Through our food business, Living Zen Organics, we make and distribute affordable fresh food, serve farm-to-table organic meals, compost, recycle, use biodegradable packaging, I could go on. We try to hit all the marks. Sometimes we miss, but it’s ok. It isn’t a competition. The value of “sustainable practices” is in the relationships — with ourselves, with others, with the world. How we eat directly impacts our environment. On a global scale, eating a plant-based diet reduces the need for factory farming, a practice that has a devastating impact on the environment at multiple levels. From antibiotic-resistance, to industrial farming for animal feed, to water waste and pollution, to animal treatment. Plants are easier to raise, and to digest.

Flax bread with a sumac-tomato sauce, fresh basil, and sunflower seed cheese; Cauliflower Lasagna Alfredo with baby yukton potatoes.

Yet sustainable practices need to cross socio-economic barriers in order to take root. I consider Felicia, our senior production leader. She began working at Living Zen Organics four years ago.  At first, she turned down eating lunch with the crew. She would go to the corner store and get a Faygo Red Pop and smoke a cigarette. One day I said, “I’m amazed because you’re 20 years older than me, but if I drank soda and had a cigarette for lunch, I’d be in bed!” She laughed, we started talking, and she told me that high fiber meals hurt her teeth, and the dental work needed to fix them was too expensive. One of our members is a dentist, so he helped her out, and now Felicia eats kale salads with the rest of us.

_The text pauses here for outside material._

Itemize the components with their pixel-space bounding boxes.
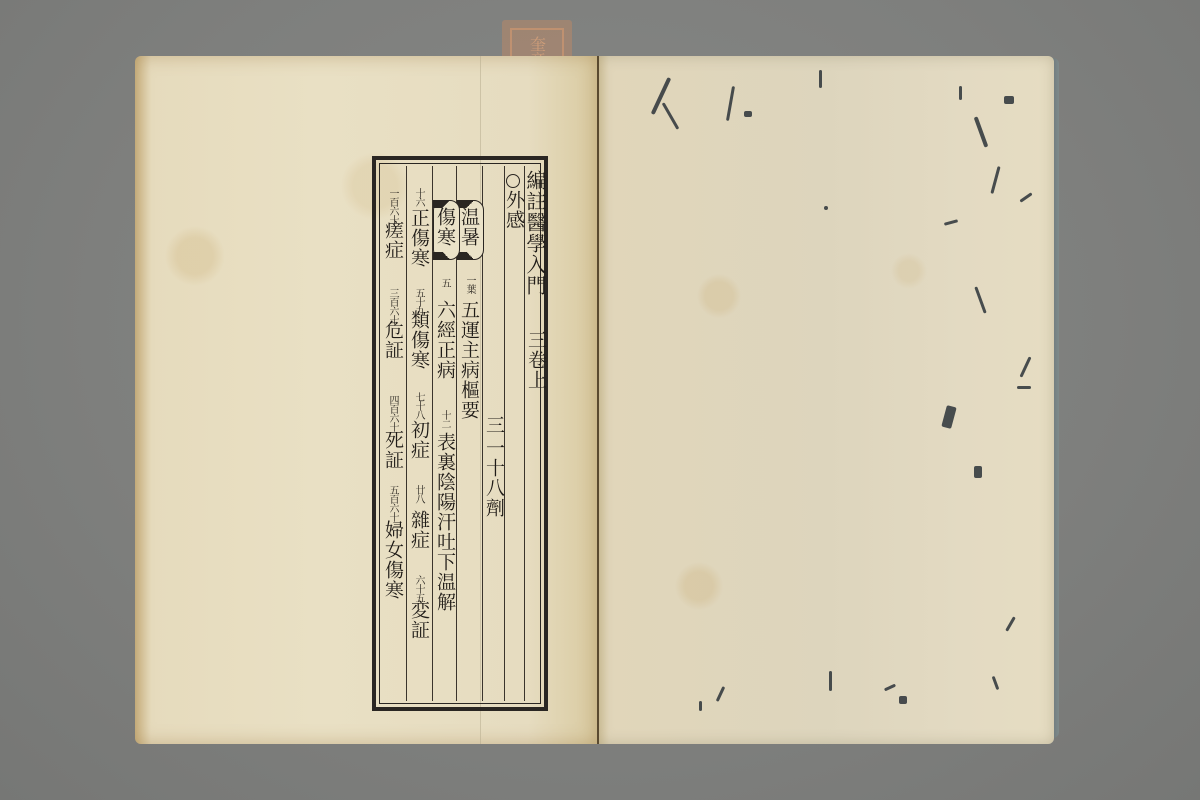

Before our food business, I had no avenue for friendship with Felicia. She’s a black woman from Montgomery, Ala., from a different generation, who moved to Detroit for opportunity 30 years ago. She has had to work hard just to survive. I’m a Scot-Irish-Russian-Korean woman from a more privileged background. Having lived in Detroit, Canada, California, England, Mexico, and Korea, I also chose Detroit for opportunity, and have my own challenges. Both of us, however, need support. Felicia has sensitized me to racial and economic inequality in food access and education. To eat well you need a decent income, a car, and social support. It takes time, money, and know-how to have a proper kitchen. The kids who live across the street from the Zen Center are going to eat a $5 Little Caesars Hot-N-Ready right out of the box. They’re not going to Uber to Midtown for an $8 salad. Access to healthy food and lifestyle is unfortunately easier for those of higher income and educational brackets — the more privileged class. I don’t know how to address that issue, even in our own food business. But how we live and eat as individuals forms a collective reality. We are in this together. Beyond Detroit, to address global concerns, we need healthy and fulfilled individuals. For that, we need nourishing food, people that care, and time to enjoy both of those things together. I hope our work at the Zen Center helps a little.